Le pacte de famine, histoire, légende : histoire du blé en France

PREMIÈRE PARTIE. — CHAPITRE 1 5

C’est à ces admirateurs de la Révolution qu'on peut appliquer ces paroles de Portalis : « Beaucoup d’historiens choisissent quelques faits exacts qu'ils isolent. Ils en font le squelette de l'histoire auquel ils font tout rapporter. Cet ensemble de faits vrais produit un ensemble absolument faux et qui est des plus funestes, parce qu'une fois entré dans l'esprit de tous il est presque impossible de le faire sortir. » Enfin, grâce à ce défaut de perspective et à cette absence de proportions, la plupart des détails, même les plus importants, ne furent pas approfondis, et l’on admit, pour presque tous, des versions erronées ou incomplètes.

Ii faut aussi insister sur cette considération : on a tort de juger les événements de l'Ancien Régime et ceux de la Révolution avec un esprit transformé par cette Révolution même: il est évident qu'en ne tenant pas compte des idées propres à l’époque qu’on étudie, on s'expose à des erreurs notables, et dans l'espèce, à des jugements trop défavorables à l'Ancien Régime.

On voudrait nous faire considérer chaque loi de notre ancienne législation comme si elle devait être appliquée seule, dans notre société actuelle, avec nos mœurs, nos usages, nos préjugés nouveaux. Pour avoir changé de formes et de places, les abus et les imperfections n’ont pas cessé d'exister, ils ne le peuvent pas : « chaque institution nouvelle ne finit-elle pas un abus ancien et n'en commence-t-elle pas un nouveau! ? »

Il convient encore de faire remarquer que l'esprit et les tendances de ceux qui appliquent les lois peuvent modifier, atténuer les mauvais effets d’une législation surannée, au point de supprimer dans la pratique toutes ces imperfections. Sous l'Ancien Régime, à cause même de la vêtusté de la législation, il y avait une différence considérable entre le texte de la loi et son application.
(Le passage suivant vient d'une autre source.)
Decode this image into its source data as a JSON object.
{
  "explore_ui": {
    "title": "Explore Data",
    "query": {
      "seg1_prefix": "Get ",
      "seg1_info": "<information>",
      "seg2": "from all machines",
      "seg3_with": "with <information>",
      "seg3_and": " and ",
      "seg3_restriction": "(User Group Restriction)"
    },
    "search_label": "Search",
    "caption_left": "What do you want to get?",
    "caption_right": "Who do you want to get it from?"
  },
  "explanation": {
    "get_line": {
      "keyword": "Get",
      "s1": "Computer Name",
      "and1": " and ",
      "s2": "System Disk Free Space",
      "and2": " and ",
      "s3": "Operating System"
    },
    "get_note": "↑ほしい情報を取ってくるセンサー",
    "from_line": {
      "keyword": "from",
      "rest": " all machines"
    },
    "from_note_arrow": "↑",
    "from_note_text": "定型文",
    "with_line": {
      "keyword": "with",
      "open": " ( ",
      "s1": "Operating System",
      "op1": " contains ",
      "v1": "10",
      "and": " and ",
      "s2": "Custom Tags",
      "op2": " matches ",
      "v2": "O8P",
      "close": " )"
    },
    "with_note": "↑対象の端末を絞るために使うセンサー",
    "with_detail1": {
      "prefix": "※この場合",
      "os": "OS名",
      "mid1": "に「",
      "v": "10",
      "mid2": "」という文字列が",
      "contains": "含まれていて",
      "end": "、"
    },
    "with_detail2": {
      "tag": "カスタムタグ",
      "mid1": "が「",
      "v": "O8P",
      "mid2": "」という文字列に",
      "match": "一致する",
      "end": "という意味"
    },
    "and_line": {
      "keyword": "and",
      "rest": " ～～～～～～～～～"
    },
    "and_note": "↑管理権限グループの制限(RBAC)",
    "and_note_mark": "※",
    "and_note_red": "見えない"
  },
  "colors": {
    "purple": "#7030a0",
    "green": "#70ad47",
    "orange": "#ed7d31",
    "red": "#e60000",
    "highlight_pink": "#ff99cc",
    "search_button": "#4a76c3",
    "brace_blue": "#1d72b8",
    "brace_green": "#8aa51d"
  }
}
Telle loi qui nous paraît aujourd’hui arbitraire, et qui l'aurait été si on l'avait brutalement appliquée, perdait, grâce aux tempéraments de la pratique, son caractère excessif. C’est à tort également qu’on nous présente comme ayant existé les abus qui auraient pu exister.

Quant aux hommes, on les a trop considérés au point de vue exclusif de l'influence qu’ils ont eue sur leur siècle et pas assez au point de vue, plus vrai, plus logique, de l'influence que leur siècle avait eue sur eux. Ainsi, bien des rois barbares furent moins cruels,

1. Portalis fils, Du devoir de l'historien.